Genetic Carbohydrate Maldigestion as a Model to Study Food Hypersensitivity (GenMalCarb)

NHS Trust

Status

Enrolling

Conditions

Irritable Bowel Syndrome (IBS)

Sucrase Isomaltase Deficiency

Treatments

Other: Questionnaire completion

Other: Stool and saliva sample collection

Study type

Observational

Funder types

Other

Identifiers

NCT05795049

20GA093

288003 (Other Identifier)

Details and patient eligibility

About

Irritable bowel syndrome (IBS) affects one in seven people with gastrointestinal (GI) symptoms. IBS strongly impacts quality of life, is a leading cause of work absenteeism, and consumes 0.5% of the healthcare annual budget. It manifests in women more than men with symptoms including abdominal pain, bloating, constipation (IBS-C), diarrhoea (IBS-D), and mixed presentations (IBS-M) (1). The development of therapeutic options is hampered by the poor understanding of the underlying cause of symptoms.

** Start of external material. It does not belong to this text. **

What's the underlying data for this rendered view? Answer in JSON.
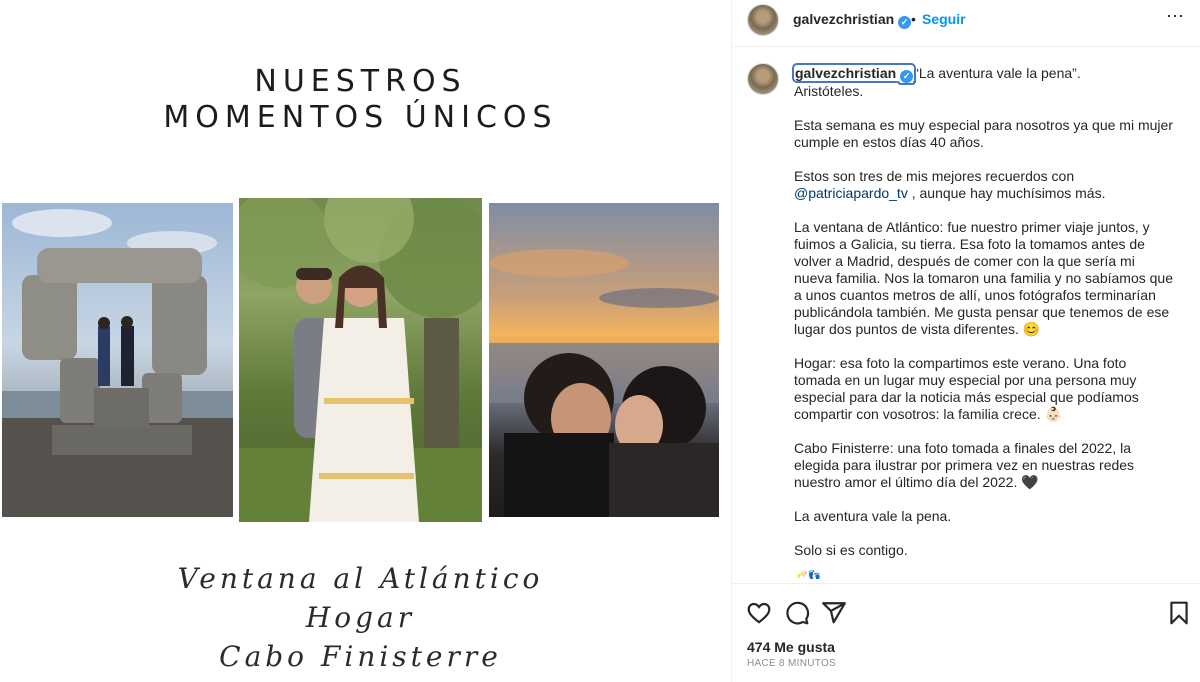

Many patients find that certain foods (particularly carbohydrates) trigger their symptoms, and avoiding such foods has been shown effective in IBS, like in the low-FODMAP (fermentable oligo-, di-, mono-saccharides and polyols) exclusion diet.

This has suggested that the food-symptom relation may involve malabsorption of carbohydrates due to inefficient digestion. However only a percentage of patients respond to this diet. Recently it has been reported that a subset of IBS carries hypomorphic (defective) gene variant of the sucrase isomaltase (SI), the enzyme that normally digests carbohydrates, sucrose and starch. This carbohydrate maldigestion (the breakdown of complex carbohydrates by a person's small bowel enzymes) is characterized by diarrhoea, abdominal pain and bloating, which are also features of IBS. This possibly occurs via accumulation of undigested carbohydrates in the large bowel, where they cause symptoms due to gas production following bacterial fermentation. Similar mechanisms may be acting at the level of other enzymes involved in the digestion, breakdown and absorption of carbohydrates (carb digestion genes -CDGs). Aim of the study is to study the prevalence of this genetic alteration in a large number of IBS patients as compared to asymptomatic controls.

Enrollment

2,000 estimated patients

Sex

All

Ages

5 to 70 years old

Volunteers

Accepts Healthy Volunteers

Inclusion and exclusion criteria

Inclusion Criteria for Patients:

Patients age between 5 and 70 years of age.
Patients with IBS-D or IBS-M as defined by the Rome III criteria.
Previous negative endoscopy with biopsies excluding IBD or microscopic colitis in patients above 50 years old
Negative relevant additional screening or consultation whenever appropriate
Ability to conform to the study protocol

Exclusion Criteria for Patients:

Patients with IBS-C or IBS-U according to Rome III criteria
Patients with any condition which, in the opinion of the investigator, makes the patient unsuitable for participation in the study.
Patients on opioids
Patients with concurrent organic gastrointestinal disease (inflammatory bowel disease, celiac disease, cancer), or a major disease such as diabetes, uncontrolled thyroid disease
Patients with a history of bowel surgery (not appendectomy or cholecystectomy)
Concurrent major confounding condition, e.g. alcohol or substance abuse in the last 2 years (clinician's judgement).

Inclusion Criteria for healthy controls:

Between 5 and 70 years of age
Absence of Rome III IBS criteria

Exclusion Criteria for healthy controls:

Blood relatives of the participating IBS patient are not allowed to participate.
Person with any condition which, in the opinion of the investigator, makes them unsuitable for participation in the study.
Person presenting with a functional or organic GI disorder.
Person presenting with underlying disease that may involve the GI tract (e.g. Parkinson's disease) or be associated with GI symptoms (e.g. anorexia nervosa, major depression).